There were also hiccups in the self-blinding procedure. The unusual approach required participants to lay out sets of weekly doses of both psychedelics and placebo capsules, group them into blank envelopes tagged with QR codes printed from the study website, then shuffle the envelopes to disguise the contents; the volunteers scanned the codes to get instructions on which envelopes to choose each week.

To ensure that the pills felt the same, study participants who used psilocybin mushrooms weighted their placebo capsules with substances like sugar, for example. Still, Szigeti says “mushroomy” burps made it easy for the participants to guess when they’d taken actual mushrooms. After having to discard some data, he and his colleagues asked the volunteers to make placebo capsules with a nonpsychedelic mushroom instead.

Even after all of this, study participants—especially those taking higher doses—were still sometimes able to guess whether they had taken a placebo. The scientists could track this because the volunteers reported their guess after every dose. (Some reported sensations like digestive issues, muscle tingling, and seeing colors differently as reasons for their guesses.)

Although that meant the self-blinding was not bulletproof, the reporting had the advantage of giving the researchers another check on whether the supposed benefits of microdosing tracked with people’s expectations.

Overall, Szigeti and his colleagues found that people who thought they had taken psychedelics felt greater well-being and lower anxiety than those who thought they had taken placebo, regardless of what they actually took, they conclude this week in eLife.

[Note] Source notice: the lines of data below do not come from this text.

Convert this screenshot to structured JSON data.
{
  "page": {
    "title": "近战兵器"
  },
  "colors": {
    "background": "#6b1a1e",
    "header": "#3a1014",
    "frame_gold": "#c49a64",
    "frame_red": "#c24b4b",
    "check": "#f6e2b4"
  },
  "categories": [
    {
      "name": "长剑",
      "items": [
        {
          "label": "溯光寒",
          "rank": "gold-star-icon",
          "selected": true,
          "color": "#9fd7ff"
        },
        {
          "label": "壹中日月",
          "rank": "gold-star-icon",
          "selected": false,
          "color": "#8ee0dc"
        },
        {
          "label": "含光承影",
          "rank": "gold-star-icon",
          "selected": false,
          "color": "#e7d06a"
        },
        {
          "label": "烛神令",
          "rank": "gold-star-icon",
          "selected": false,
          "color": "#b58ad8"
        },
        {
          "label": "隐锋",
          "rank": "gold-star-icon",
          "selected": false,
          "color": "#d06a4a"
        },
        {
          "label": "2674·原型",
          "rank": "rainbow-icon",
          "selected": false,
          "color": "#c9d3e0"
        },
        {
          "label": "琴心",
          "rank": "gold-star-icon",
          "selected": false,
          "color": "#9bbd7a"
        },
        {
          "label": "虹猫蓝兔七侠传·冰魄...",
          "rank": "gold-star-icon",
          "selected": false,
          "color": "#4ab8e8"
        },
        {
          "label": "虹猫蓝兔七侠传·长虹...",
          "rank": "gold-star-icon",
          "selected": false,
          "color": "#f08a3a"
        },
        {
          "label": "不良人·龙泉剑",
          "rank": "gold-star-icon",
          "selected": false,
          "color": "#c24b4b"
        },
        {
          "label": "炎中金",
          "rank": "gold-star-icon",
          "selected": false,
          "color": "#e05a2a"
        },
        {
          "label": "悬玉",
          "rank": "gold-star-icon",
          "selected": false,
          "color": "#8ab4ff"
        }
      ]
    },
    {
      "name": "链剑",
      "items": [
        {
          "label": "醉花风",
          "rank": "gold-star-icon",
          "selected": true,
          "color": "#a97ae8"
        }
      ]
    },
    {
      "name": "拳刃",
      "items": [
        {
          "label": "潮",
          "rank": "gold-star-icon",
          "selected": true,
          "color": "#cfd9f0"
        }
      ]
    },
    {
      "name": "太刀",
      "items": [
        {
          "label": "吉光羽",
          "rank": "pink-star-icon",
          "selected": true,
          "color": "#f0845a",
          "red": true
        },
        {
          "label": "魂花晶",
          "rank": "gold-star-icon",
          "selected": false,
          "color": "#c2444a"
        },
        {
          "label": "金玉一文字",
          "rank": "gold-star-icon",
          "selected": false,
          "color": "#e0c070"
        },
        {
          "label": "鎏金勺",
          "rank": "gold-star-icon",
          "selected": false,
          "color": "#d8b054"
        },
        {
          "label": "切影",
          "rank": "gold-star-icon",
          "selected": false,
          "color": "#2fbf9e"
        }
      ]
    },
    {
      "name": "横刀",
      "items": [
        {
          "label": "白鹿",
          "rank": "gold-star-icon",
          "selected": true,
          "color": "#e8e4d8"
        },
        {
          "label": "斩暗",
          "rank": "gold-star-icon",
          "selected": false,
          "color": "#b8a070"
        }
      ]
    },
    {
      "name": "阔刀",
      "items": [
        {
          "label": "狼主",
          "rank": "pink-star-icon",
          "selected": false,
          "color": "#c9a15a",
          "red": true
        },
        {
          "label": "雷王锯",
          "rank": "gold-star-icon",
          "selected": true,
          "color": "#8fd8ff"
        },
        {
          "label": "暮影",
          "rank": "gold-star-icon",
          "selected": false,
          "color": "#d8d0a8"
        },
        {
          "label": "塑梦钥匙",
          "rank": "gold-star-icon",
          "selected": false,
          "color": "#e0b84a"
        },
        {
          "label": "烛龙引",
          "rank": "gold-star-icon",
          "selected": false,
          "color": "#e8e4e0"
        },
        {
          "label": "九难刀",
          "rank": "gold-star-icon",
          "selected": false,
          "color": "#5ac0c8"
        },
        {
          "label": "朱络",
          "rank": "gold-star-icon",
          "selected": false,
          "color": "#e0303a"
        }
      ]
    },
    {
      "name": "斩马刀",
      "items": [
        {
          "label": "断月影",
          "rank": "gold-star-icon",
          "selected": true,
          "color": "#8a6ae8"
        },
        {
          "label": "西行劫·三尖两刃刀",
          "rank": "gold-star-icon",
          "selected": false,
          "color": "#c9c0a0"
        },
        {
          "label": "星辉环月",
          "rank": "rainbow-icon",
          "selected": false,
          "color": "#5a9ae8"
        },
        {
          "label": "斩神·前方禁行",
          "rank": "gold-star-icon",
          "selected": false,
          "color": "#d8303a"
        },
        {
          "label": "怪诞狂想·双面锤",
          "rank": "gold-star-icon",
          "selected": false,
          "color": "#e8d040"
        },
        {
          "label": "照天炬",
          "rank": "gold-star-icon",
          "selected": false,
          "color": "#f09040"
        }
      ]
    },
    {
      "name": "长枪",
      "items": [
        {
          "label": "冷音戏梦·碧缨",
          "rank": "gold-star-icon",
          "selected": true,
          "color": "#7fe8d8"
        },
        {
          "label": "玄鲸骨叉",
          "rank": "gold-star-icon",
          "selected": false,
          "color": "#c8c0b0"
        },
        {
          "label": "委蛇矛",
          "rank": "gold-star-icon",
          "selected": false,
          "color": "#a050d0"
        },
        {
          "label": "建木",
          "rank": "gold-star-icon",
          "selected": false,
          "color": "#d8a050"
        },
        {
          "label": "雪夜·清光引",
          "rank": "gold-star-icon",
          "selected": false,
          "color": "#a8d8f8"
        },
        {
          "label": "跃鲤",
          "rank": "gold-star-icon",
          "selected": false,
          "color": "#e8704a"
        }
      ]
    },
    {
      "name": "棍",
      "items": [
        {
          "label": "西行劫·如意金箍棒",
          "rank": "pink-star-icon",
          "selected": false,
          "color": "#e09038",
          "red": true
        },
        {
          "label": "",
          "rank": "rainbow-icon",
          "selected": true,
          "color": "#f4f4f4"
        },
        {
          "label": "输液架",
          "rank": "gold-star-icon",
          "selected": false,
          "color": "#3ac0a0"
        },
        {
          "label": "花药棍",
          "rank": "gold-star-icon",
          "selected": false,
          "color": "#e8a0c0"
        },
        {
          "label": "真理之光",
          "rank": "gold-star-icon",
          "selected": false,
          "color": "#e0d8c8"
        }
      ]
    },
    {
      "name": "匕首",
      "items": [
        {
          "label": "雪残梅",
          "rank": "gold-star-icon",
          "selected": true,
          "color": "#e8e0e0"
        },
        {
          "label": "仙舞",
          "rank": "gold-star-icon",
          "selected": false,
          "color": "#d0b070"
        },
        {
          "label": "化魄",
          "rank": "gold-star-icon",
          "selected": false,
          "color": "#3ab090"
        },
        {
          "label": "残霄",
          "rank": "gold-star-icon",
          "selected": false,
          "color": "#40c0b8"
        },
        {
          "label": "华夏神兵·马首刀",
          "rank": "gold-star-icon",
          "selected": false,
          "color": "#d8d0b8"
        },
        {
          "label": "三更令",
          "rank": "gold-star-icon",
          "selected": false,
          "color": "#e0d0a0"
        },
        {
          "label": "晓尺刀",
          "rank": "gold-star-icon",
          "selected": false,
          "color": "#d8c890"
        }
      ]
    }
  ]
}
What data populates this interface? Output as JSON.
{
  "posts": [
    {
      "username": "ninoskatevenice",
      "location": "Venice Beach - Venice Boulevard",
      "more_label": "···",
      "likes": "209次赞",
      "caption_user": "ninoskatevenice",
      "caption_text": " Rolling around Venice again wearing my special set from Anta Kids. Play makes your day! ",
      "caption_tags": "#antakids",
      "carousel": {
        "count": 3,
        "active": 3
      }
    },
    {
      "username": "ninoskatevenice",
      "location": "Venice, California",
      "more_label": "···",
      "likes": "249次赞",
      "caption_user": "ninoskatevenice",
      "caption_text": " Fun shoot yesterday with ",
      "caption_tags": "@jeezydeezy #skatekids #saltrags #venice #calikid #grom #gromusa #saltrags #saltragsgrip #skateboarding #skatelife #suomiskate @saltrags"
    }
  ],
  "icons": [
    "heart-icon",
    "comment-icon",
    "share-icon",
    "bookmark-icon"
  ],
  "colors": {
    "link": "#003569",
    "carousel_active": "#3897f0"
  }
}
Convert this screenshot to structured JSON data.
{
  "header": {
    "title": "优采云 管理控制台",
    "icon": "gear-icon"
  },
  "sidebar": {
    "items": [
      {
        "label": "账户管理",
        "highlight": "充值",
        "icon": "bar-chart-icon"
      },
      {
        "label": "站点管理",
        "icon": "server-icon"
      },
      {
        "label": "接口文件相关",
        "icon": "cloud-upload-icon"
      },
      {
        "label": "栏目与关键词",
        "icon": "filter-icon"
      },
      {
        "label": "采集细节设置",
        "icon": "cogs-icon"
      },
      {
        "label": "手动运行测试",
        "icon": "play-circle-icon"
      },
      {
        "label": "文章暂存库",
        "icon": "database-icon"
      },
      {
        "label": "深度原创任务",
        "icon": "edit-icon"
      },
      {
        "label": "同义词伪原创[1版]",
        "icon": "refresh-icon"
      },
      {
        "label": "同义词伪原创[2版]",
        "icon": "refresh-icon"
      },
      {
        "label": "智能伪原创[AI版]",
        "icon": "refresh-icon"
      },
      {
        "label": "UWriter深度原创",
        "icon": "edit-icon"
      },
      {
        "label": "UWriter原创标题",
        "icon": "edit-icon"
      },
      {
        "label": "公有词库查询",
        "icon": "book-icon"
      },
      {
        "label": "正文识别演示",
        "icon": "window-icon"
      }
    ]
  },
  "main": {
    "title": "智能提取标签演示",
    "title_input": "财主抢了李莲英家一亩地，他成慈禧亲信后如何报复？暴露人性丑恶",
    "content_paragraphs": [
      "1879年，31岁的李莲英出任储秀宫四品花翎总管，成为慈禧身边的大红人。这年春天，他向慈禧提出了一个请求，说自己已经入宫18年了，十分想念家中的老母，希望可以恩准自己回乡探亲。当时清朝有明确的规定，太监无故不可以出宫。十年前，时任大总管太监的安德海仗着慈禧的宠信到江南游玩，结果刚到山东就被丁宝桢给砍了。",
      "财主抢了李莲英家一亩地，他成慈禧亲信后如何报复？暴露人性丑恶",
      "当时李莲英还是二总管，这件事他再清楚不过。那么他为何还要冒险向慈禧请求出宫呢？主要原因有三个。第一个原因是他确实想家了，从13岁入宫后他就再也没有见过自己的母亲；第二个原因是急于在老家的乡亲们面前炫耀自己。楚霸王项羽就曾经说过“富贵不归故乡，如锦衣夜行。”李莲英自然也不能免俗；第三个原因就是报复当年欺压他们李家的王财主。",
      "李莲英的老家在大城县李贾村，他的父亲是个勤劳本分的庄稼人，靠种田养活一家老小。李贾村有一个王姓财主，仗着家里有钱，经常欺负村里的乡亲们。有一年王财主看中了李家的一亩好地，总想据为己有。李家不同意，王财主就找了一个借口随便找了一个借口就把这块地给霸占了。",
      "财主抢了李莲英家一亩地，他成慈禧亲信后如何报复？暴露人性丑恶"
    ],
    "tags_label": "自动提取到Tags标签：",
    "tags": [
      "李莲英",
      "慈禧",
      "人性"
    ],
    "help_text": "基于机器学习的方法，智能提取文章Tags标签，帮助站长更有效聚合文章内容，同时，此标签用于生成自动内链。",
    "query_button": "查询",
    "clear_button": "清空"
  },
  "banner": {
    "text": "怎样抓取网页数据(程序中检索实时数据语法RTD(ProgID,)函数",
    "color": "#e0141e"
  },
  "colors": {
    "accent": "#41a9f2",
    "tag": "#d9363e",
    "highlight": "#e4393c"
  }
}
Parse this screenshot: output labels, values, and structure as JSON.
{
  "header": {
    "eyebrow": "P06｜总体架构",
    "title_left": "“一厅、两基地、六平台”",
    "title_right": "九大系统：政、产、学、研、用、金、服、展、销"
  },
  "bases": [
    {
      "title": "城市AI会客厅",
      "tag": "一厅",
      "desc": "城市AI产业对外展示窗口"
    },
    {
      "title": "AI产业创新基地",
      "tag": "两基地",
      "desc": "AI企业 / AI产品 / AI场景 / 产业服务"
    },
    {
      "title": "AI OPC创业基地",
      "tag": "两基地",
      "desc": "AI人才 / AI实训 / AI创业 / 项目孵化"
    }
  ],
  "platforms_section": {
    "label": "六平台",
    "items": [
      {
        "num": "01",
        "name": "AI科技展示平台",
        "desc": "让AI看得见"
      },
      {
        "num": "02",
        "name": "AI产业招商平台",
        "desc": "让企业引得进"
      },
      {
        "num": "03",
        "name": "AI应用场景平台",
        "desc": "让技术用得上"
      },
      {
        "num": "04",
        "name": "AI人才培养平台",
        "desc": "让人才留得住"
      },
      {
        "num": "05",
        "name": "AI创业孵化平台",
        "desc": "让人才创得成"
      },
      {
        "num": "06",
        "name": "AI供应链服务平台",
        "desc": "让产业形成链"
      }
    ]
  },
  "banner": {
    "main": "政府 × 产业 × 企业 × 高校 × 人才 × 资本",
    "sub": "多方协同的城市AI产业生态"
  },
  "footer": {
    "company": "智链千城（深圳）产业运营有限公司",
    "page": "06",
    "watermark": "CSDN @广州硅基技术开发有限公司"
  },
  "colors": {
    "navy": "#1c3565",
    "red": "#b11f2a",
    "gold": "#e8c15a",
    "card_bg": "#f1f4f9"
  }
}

The results echo the findings of the handful of very small placebo-controlled studies, says Johns Hopkins University psychedelics researcher Albert Garcia-Romeu, who was not involved with the work. But the new study was much larger and had more long-term observations, he says. Still, he thinks the results are likely to be contentious, because microdosing enthusiasts may not be convinced by findings that go against their own experiences.

Haber also says the new study comes with caveats. Participants were free to set their own microdose regime, he notes, meaning the doses and substances varied. Volunteers also may not have perfectly followed the rules, he says, and results from a self-selected group of microdosing advocates may not generalize to other groups of people.

Szigeti and his colleagues are planning another, improved self-blinding trial on psychedelic microdosing that will give people even more flexibility on their dose schedule, but ask them about their experiences more frequently throughout the day. They also hope to take the method further, by studying other trends like cannabidiol oil use and teaming up with nutrition researchers to study the true value of supplements.

This first study is like a half-time score of two-to-zero at a soccer game, Szigeti says: It’s not impossible that psychedelic microdosing might come back against the odds and show an effect, but “from what we have, it just does not look good.”